My brightly colored plastic world
I don't watch home decorating shows any more.
I used to love Trading Spaces and pretty much everything that HGTV had to offer. I'd watch those shows and devise wild plans to transform my own home into a decorator showcase (sometimes on a shoestring budget and other times with no regard for the cost involved). Not much of this planning ever made it to actual execution, but it was fun to dream. The time has come, however, for me to face the truth. And the truth is, the only decorating style I'm going to have for the foreseeable future is Early Fisher Price.
We have a reasonably large house, but the only two rooms we really live in are our kitchen and adjourning family room. I vividly remember when Julia was born and the Gymni and bouncy seat took up permanent residence in the family room. I hated coming downstairs and seeing them cluttering up the room every morning -- they looked so bright and out of place there. But I knew it wouldn't be long before she outgrew those baby diversions, and I figured then we could put a tasteful toy box in a corner and there would be a place to hide all of her things at night where I wouldn't have to look at them. Yeah, right.
It came in waves after that... the hideous exersaucer that was again palatable because it was just a short term addition. The multiple baskets to hold the toys that just kept multiplying as we slept. The storage cubes that replaced the dangerous coffee table and could hold more toys. I thought I'd hit the ultimate low that first year when we gave in to the need for a safe place for our child to pull up and cruise and bought her an enormous plastic Fisher Price monstrosity called (shudder) the Crawl n Cruise Playground. Not only was it huge and brightly colored, it made a ton of noise. Julia loved it. I wanted to cry every time I looked at it. I used to drag it behind the couch at night after she'd gone to bed to try to hide it from sight and try to pretend that my family room wasn't being overrun by plastic.
Two years later, the mere idea of being able to hide all of the large plastic items in this house from sight is a joke, and not the funny "ha, ha" kind. All of those toys that Julia enjoyed in the first year are back out in my family room for her baby brother to enjoy these days, but now they're joined by all of her 3 year old must haves -- a play kitchen and a tea party set and a dollhouse and a vacuum cleaner and a vanity and a cradle and a highchair and a Lego table and 47 different dolls and... the list goes on and on. I've been telling Paul for weeks that something has to give. I know all about the toy rotating thing, and I do some of that, but these are the toys my kids play with each and every day, and I'd end up schlepping tupperware bins out of closets every day if I even tried to take most of this stuff out of circulation for a while. And yet, we're so full to capacity that even when everything is "put away" at the end of the day, the shelves are crammed full, the perimeter of the room is lined with toys and there are still half a dozen dolls and toys I can't find a creative home for. The Hanukkah gifts have been shoved into our last available nooks and crannies. But Christmas is 2 weeks away and our interfaith children will no doubt receive another windfall then. And their birthdays are only a few weeks after that, at which point 30 children will arrive for their joint birthday party bearing (God helps us) presents for each of them.

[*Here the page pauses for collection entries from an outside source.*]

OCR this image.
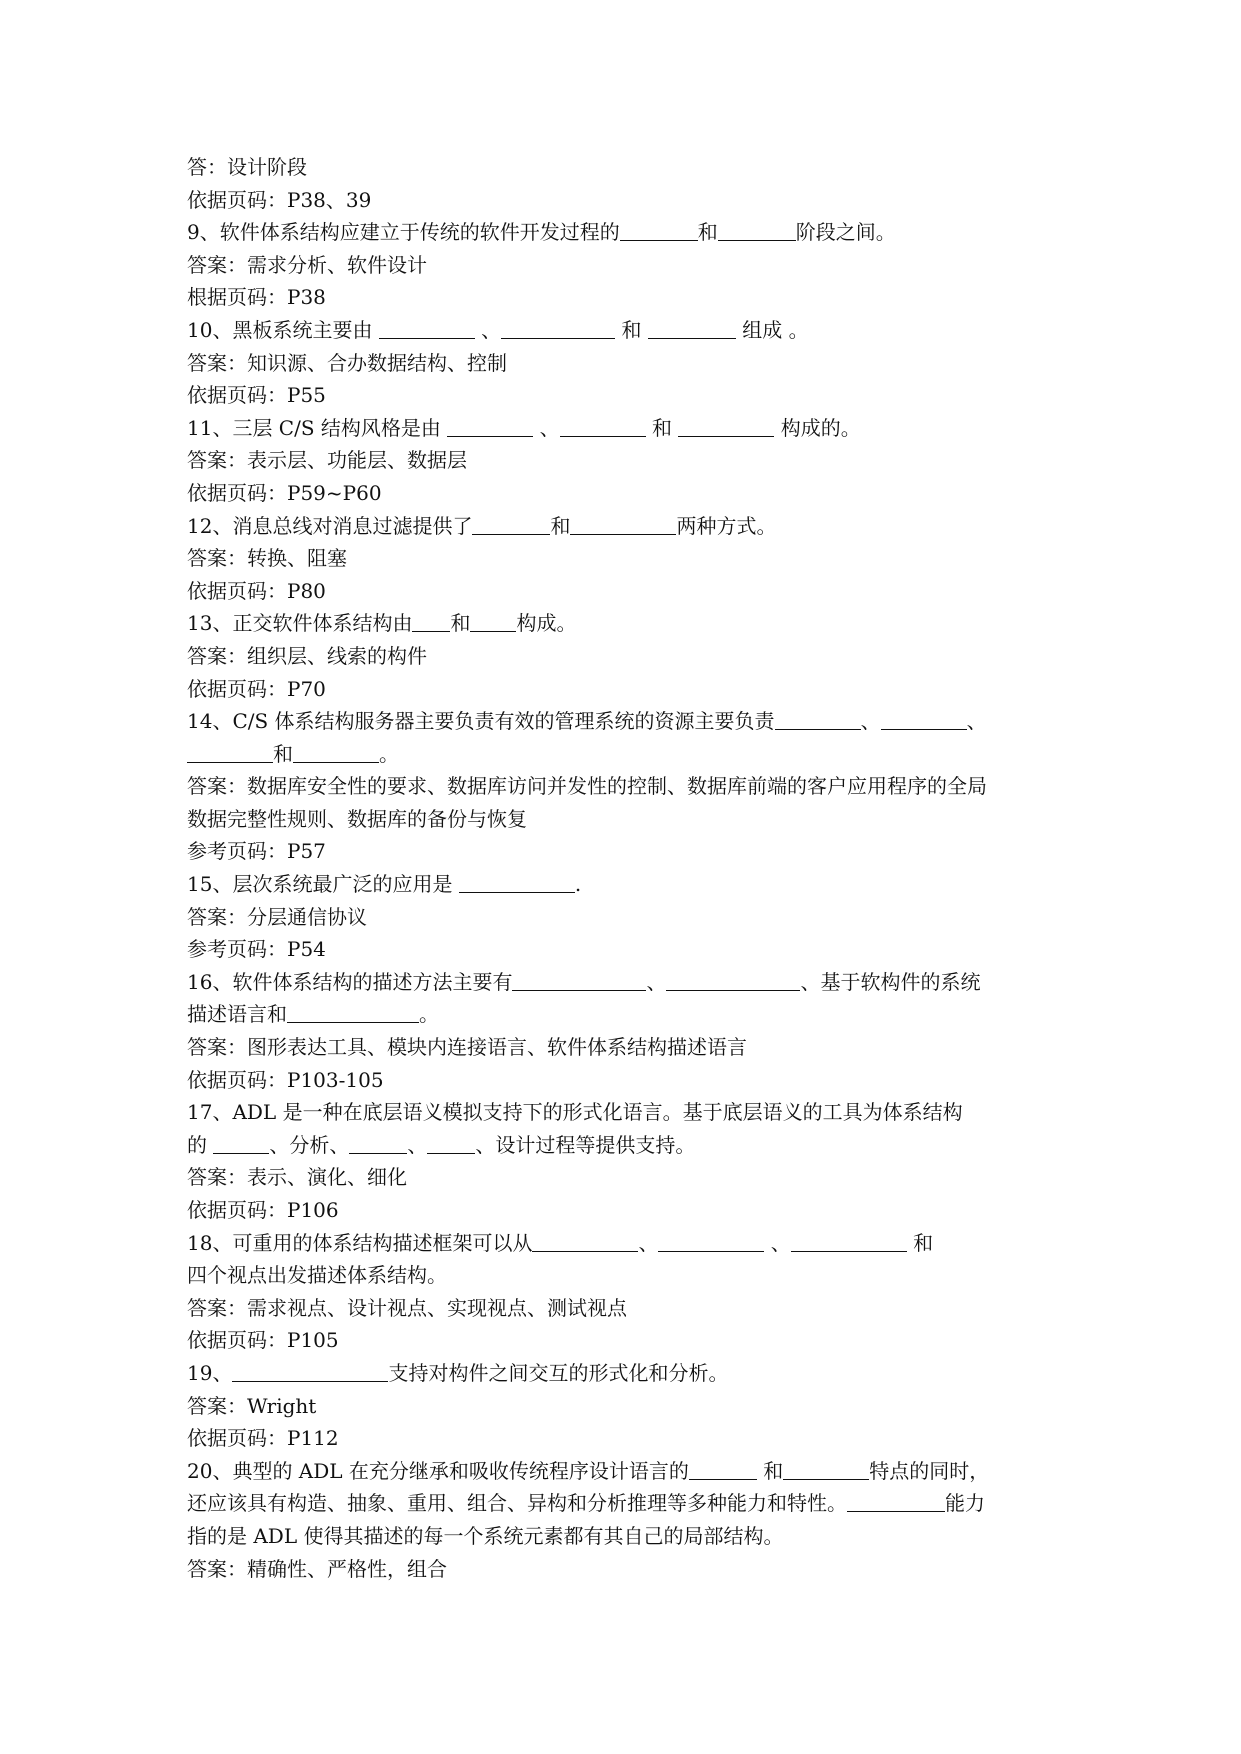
答：设计阶段
依据页码：P38、39
9、软件体系结构应建立于传统的软件开发过程的	和	阶段之间。
答案：需求分析、软件设计
根据页码：P38
10、黑板系统主要由	、	和	组成 。
答案：知识源、合办数据结构、控制
依据页码：P55
11、三层 C/S 结构风格是由	、	和	构成的。
答案：表示层、功能层、数据层
依据页码：P59~P60
12、消息总线对消息过滤提供了	和	两种方式。
答案：转换、阻塞
依据页码：P80
13、正交软件体系结构由 和 构成。
答案：组织层、线索的构件
依据页码：P70
14、C/S 体系结构服务器主要负责有效的管理系统的资源主要负责	、	、
和	。
答案：数据库安全性的要求、数据库访问并发性的控制、数据库前端的客户应用程序的全局
数据完整性规则、数据库的备份与恢复
参考页码：P57
15、层次系统最广泛的应用是	.
答案：分层通信协议
参考页码：P54
16、软件体系结构的描述方法主要有	、	、基于软构件的系统
描述语言和	。
答案：图形表达工具、模块内连接语言、软件体系结构描述语言
依据页码：P103-105
17、ADL 是一种在底层语义模拟支持下的形式化语言。基于底层语义的工具为体系结构
的	、分析、	、 、设计过程等提供支持。
答案：表示、演化、细化
依据页码：P106
18、可重用的体系结构描述框架可以从	、	、	和
四个视点出发描述体系结构。
答案：需求视点、设计视点、实现视点、测试视点
依据页码：P105
19、	支持对构件之间交互的形式化和分析。
答案：Wright
依据页码：P112
20、典型的 ADL 在充分继承和吸收传统程序设计语言的	和	特点的同时，
还应该具有构造、抽象、重用、组合、异构和分析推理等多种能力和特性。	能力
指的是 ADL 使得其描述的每一个系统元素都有其自己的局部结构。
答案：精确性、严格性，组合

Which is why, at 11:00 last night, Paul and I were dragging couches around the room and bringing old Ikea bookshelves up from the basement and trying desperately to reconfigure our family room into what it has truly become -- a full service playroom. The room looks a little odd with all of our embellishments, but we did create some much needed storage space (not enough for what I know is coming, but it's a start) and what I think will be a better play area for my kids. I was pretty pleased with our progress at the time. But as I sat at the kitchen table drinking my coffee this morning and surveyed the sea of brightly colored plastic that has become my family room, it hit me -- I've officially given up. Gone are the dreams of the beautifully decorated house. In their place, there are only elaborate schemes to embrace the toys that have taken over my world. Before Julia and Evan came along, the only toy in this room was the big screen TV Paul had to have when we first bought this house. Now I'm desperate to replace that space hogging device with a Plasma screen version that can hang on my wall... do you know how many big plastic toys I could fit in the area that TV currently occupies?
Once upon a time, I wanted Vern Yip to come make over my family room. But I know he'd just get rid of all of the toys in favor of some aesthetically pleasing design. And really, what fun would that be?